Me llamo Wilma Persson. Estoy muerta. Todavía no sé muy bien qué implica eso.
Hjalmar Krekula está de rodillas en su patio y se aprieta un puñado de nieve contra la cara. No quiere pensar más en aquello. Nunca más.
«Ya basta, ya basta», se dice a sí mismo.
Paso a ver a Anni. Está durmiendo de lado en la cama. Ha colgado su ropa con cuidado en el respaldo de una silla del dormitorio. Duerme con una mano bajo la mejilla. Es como un cuenco en el que deja descansar la cabeza. La otra la tiene abierta sobre el pecho. Me recuerda al zorro que se acurruca cuando cae la noche. Se enrosca en torno a sí mismo, calentándose con su propia cola.

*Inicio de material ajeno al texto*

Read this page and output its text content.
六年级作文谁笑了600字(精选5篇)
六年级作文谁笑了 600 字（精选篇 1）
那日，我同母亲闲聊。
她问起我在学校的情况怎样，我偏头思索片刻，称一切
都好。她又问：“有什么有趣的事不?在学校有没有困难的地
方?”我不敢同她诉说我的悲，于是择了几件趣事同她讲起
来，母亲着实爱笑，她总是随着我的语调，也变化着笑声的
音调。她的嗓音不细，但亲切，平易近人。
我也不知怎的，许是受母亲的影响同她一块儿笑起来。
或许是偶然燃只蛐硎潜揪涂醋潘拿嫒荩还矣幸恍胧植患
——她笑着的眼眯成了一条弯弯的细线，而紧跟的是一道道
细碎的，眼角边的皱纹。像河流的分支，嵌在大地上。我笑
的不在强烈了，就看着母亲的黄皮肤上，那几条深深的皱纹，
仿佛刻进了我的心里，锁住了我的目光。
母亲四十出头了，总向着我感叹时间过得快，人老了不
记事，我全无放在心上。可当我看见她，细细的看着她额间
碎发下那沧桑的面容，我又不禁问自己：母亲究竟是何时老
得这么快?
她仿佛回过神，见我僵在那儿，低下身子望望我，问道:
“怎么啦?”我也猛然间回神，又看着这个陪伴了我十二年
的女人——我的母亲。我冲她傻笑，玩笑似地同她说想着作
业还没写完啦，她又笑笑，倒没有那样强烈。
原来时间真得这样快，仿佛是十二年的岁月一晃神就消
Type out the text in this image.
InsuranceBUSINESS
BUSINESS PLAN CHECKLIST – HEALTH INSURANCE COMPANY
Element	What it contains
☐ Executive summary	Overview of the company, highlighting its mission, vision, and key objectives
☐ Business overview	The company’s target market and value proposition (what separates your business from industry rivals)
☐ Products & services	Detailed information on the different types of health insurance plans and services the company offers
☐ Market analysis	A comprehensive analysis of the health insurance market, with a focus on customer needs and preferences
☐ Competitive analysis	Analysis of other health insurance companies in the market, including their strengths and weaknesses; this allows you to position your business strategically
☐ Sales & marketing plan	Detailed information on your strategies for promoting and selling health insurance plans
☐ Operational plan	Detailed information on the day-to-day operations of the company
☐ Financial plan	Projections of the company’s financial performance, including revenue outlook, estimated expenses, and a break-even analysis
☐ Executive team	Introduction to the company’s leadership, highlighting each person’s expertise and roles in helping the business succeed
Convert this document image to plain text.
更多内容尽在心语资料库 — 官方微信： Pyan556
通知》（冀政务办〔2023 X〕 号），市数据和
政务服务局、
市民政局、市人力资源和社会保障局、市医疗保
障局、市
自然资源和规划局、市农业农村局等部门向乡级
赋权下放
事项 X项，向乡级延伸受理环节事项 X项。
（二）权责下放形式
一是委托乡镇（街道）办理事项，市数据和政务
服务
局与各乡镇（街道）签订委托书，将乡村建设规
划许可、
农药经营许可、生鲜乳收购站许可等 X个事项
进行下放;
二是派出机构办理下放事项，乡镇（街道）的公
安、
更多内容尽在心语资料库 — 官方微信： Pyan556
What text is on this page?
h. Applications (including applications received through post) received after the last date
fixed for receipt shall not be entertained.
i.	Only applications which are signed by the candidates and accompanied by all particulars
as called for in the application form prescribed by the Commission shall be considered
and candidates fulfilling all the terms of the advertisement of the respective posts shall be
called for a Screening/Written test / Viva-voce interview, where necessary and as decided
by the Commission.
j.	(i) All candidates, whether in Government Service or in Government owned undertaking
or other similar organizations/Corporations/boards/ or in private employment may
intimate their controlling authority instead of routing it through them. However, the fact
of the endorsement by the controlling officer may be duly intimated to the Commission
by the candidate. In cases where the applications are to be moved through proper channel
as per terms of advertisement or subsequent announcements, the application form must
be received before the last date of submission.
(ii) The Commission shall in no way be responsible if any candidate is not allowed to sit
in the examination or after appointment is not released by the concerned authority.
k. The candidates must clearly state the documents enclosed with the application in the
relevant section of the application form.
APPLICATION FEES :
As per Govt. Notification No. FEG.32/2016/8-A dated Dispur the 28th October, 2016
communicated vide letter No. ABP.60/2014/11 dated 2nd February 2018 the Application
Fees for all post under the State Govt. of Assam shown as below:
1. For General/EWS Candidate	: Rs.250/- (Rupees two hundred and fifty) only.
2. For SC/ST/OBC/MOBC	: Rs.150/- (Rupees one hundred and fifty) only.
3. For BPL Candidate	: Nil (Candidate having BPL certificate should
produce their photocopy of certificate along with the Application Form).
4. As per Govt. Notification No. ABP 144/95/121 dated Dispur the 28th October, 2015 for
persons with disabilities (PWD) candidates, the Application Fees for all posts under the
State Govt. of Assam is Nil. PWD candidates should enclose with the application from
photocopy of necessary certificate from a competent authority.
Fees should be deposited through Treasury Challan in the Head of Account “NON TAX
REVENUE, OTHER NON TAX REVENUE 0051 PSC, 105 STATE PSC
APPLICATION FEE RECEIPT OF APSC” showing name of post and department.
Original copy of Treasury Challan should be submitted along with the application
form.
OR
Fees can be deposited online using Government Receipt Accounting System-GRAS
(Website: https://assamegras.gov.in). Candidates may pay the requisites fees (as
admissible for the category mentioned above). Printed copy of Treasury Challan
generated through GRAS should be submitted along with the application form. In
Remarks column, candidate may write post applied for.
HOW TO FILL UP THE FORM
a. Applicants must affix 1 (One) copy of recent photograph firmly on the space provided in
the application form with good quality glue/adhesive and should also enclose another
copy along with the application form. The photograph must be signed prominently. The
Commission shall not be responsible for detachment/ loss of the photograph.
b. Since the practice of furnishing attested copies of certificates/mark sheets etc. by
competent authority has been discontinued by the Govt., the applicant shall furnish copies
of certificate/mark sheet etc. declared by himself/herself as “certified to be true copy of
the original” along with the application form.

La policía Anna-Maria Mella está despierta en su cama. Su marido se ha girado dándole la espalda y está roncando. Se siente sola y no puede calentarse a sí misma como el zorro. Le gustaría que él la estuviera abrazando. Así no se sentiría tan abandonada y enfadada. Hoy su vida ha sido frágil.
Me siento a su lado en la cama y le pongo la mano sobre el corazón.
«Si quieres dormir entre sus brazos, pégate a él», le digo.
Y al cabo de un momento se acerca a Robert, se arrima a su espalda, lo rodea con los brazos. Él se despierta, sólo lo suficiente para darse la vuelta y pasarle un brazo por encima.
—¿Cómo estás? —pregunta con voz ronca.
Ella contesta: «No muy bien.» Robert la acaricia, la abraza, le besa la frente. Primero ella piensa que tiene narices que haya tenido que pedírselo, ir a buscarlo. Pero al final no tiene fuerzas para darle más vueltas. Se relaja y se queda dormida.